Focus Innovations

15.11.2023

Photovoltaic, New Hybrid Photothermal-Photocatalytic Sheets for Complete Water Splitting

The use of photovoltaic energy, in a new study published in Nature, becomes crucial for converting energy into heat

Innovation in photovoltaics: a new study published in Nature delves into the potential of hybrid photothermal-photocatalytic sheets for complete water splitting.

These hybrid sheets are powered by solar energy and coupled with water purification, representing a promising solution in the field of sustainable water resource management.

 

Photothermal Conversion Devices that Exploit Photovoltaics

The use of sunlight as an alternative green energy source is realized through photothermal conversion devices such as solar steam generators. These generators, exploiting the wide range of the solar spectrum, transform solar energy into heat, heating water at the liquid-vapor interface.

This approach is presented as an economically advantageous alternative compared to other desalination and water purification technologies.

Carbon-based materials, known for their low cost, ease of fabrication, and absorption across a wide solar spectrum, often act as efficient solar absorbers.

In contrast, traditional photocatalytic systems for water splitting are limited to using high-energy photons, neglecting much of the solar spectrum, especially in the visible and infrared wavelength regions.

The synergistic integration of these two technologies, through hybrid photothermal-photocatalytic sheets, is envisioned as an effective strategy to fully exploit the energy potential of the entire solar spectrum.

 

Photovoltaic: A Single Device for Hydrogen Production from Water Vapor

The study addresses the main existing challenges in integrated solar fuel systems by combining two complementary solar technologies: a photocatalytic device for hydrogen production from water vapor and a solar steam generator for producing clean water.

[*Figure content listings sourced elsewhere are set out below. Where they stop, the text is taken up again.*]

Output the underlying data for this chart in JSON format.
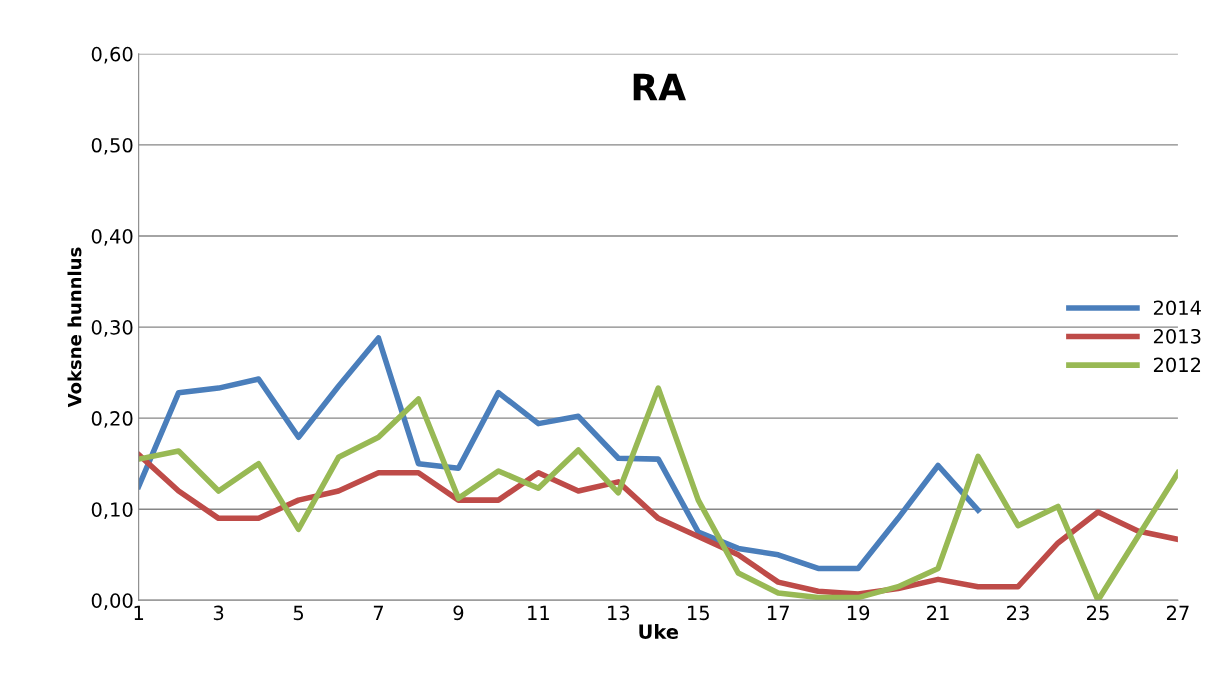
{
  "chart_data": {
    "type": "line",
    "title": "RA",
    "xlabel": "Uke",
    "ylabel": "Voksne hunnlus",
    "x": [
      1,
      2,
      3,
      4,
      5,
      6,
      7,
      8,
      9,
      10,
      11,
      12,
      13,
      14,
      15,
      16,
      17,
      18,
      19,
      20,
      21,
      22,
      23,
      24,
      25,
      26,
      27
    ],
    "series": [
      {
        "name": "2014",
        "color": "#4a7ebb",
        "values": [
          0.125,
          0.228,
          0.233,
          0.243,
          0.179,
          0.235,
          0.288,
          0.15,
          0.145,
          0.228,
          0.194,
          0.202,
          0.156,
          0.155,
          0.075,
          0.057,
          0.05,
          0.035,
          0.035,
          0.09,
          0.148,
          0.099,
          null,
          null,
          null,
          null,
          null
        ]
      },
      {
        "name": "2013",
        "color": "#be4b48",
        "values": [
          0.16,
          0.12,
          0.09,
          0.09,
          0.11,
          0.12,
          0.14,
          0.14,
          0.11,
          0.11,
          0.14,
          0.12,
          0.13,
          0.09,
          0.07,
          0.05,
          0.02,
          0.01,
          0.007,
          0.013,
          0.023,
          0.015,
          0.015,
          0.063,
          0.097,
          0.076,
          0.067
        ]
      },
      {
        "name": "2012",
        "color": "#98b954",
        "values": [
          0.155,
          0.164,
          0.12,
          0.15,
          0.078,
          0.157,
          0.179,
          0.221,
          0.112,
          0.142,
          0.123,
          0.165,
          0.118,
          0.233,
          0.11,
          0.03,
          0.008,
          0.003,
          0.003,
          0.015,
          0.035,
          0.158,
          0.082,
          0.103,
          0.0,
          0.07,
          0.14
        ]
      }
    ],
    "xlim": [
      1,
      27
    ],
    "xticks": [
      1,
      3,
      5,
      7,
      9,
      11,
      13,
      15,
      17,
      19,
      21,
      23,
      25,
      27
    ],
    "ylim": [
      0,
      0.6
    ],
    "yticks": [
      {
        "value": 0,
        "label": "0,00"
      },
      {
        "value": 0.1,
        "label": "0,10"
      },
      {
        "value": 0.2,
        "label": "0,20"
      },
      {
        "value": 0.3,
        "label": "0,30"
      },
      {
        "value": 0.4,
        "label": "0,40"
      },
      {
        "value": 0.5,
        "label": "0,50"
      },
      {
        "value": 0.6,
        "label": "0,60"
      }
    ],
    "grid": "y",
    "legend": "right",
    "marker": "none",
    "line_style": "solid"
  }
}
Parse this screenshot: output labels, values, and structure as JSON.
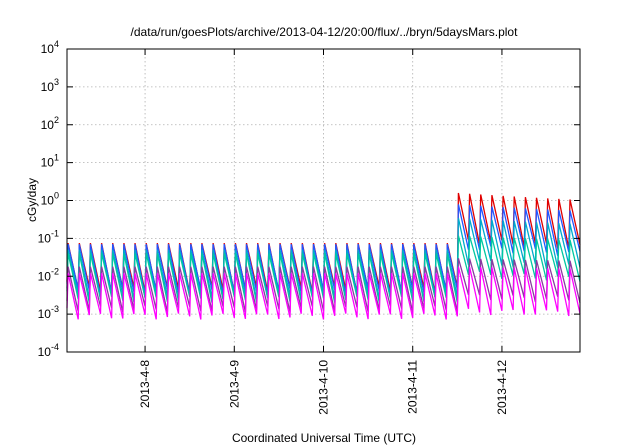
{
  "chart_data": {
    "type": "line",
    "title": "/data/run/goesPlots/archive/2013-04-12/20:00/flux/../bryn/5daysMars.plot",
    "xlabel": "Coordinated Universal Time (UTC)",
    "ylabel": "cGy/day",
    "yscale": "log",
    "ylim": [
      0.0001,
      10000
    ],
    "xlim": [
      "2013-04-07T03:00",
      "2013-04-12T21:00"
    ],
    "grid": true,
    "legend": "none",
    "y_ticks": [
      {
        "base": "10",
        "exp": "-4"
      },
      {
        "base": "10",
        "exp": "-3"
      },
      {
        "base": "10",
        "exp": "-2"
      },
      {
        "base": "10",
        "exp": "-1"
      },
      {
        "base": "10",
        "exp": "0"
      },
      {
        "base": "10",
        "exp": "1"
      },
      {
        "base": "10",
        "exp": "2"
      },
      {
        "base": "10",
        "exp": "3"
      },
      {
        "base": "10",
        "exp": "4"
      }
    ],
    "x_ticks": [
      {
        "label": "2013-4-8",
        "value": "2013-04-08T00:00"
      },
      {
        "label": "2013-4-9",
        "value": "2013-04-09T00:00"
      },
      {
        "label": "2013-4-10",
        "value": "2013-04-10T00:00"
      },
      {
        "label": "2013-4-11",
        "value": "2013-04-11T00:00"
      },
      {
        "label": "2013-4-12",
        "value": "2013-04-12T00:00"
      }
    ],
    "event_onset": "2013-04-11T11:00",
    "series": [
      {
        "color": "#e00000",
        "pre_peak": 0.075,
        "pre_trough": 0.0045,
        "post_peak": 1.6,
        "post_trough": 0.09
      },
      {
        "color": "#2255ff",
        "pre_peak": 0.07,
        "pre_trough": 0.004,
        "post_peak": 0.8,
        "post_trough": 0.06
      },
      {
        "color": "#00aacc",
        "pre_peak": 0.05,
        "pre_trough": 0.003,
        "post_peak": 0.35,
        "post_trough": 0.025
      },
      {
        "color": "#00c8a0",
        "pre_peak": 0.04,
        "pre_trough": 0.0025,
        "post_peak": 0.12,
        "post_trough": 0.012
      },
      {
        "color": "#8a3aa0",
        "pre_peak": 0.018,
        "pre_trough": 0.0014,
        "post_peak": 0.03,
        "post_trough": 0.003
      },
      {
        "color": "#ff00ff",
        "pre_peak": 0.012,
        "pre_trough": 0.0009,
        "post_peak": 0.018,
        "post_trough": 0.0012
      }
    ]
  }
}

The result is a floating hybrid photothermal-photocatalytic sheet and visible infrared light for the solar steam generator. This approach enables water evaporation, supplying water vapor to the interface of the photocatalyst to generate hydrogen and oxygen, without the use of sacrificial reagents. The residual water vapor is then condensed and collected as the final product.

The innovative design, physically separating the photocatalyst from the solution below, enhances the overall stability and inertia of the system.

This proposal, based on the concept of photothermal-photocatalysis, represents a significant advancement, offering a sustainable option for the production of green energy and clean water in regions affected by a shortage of water and land resources.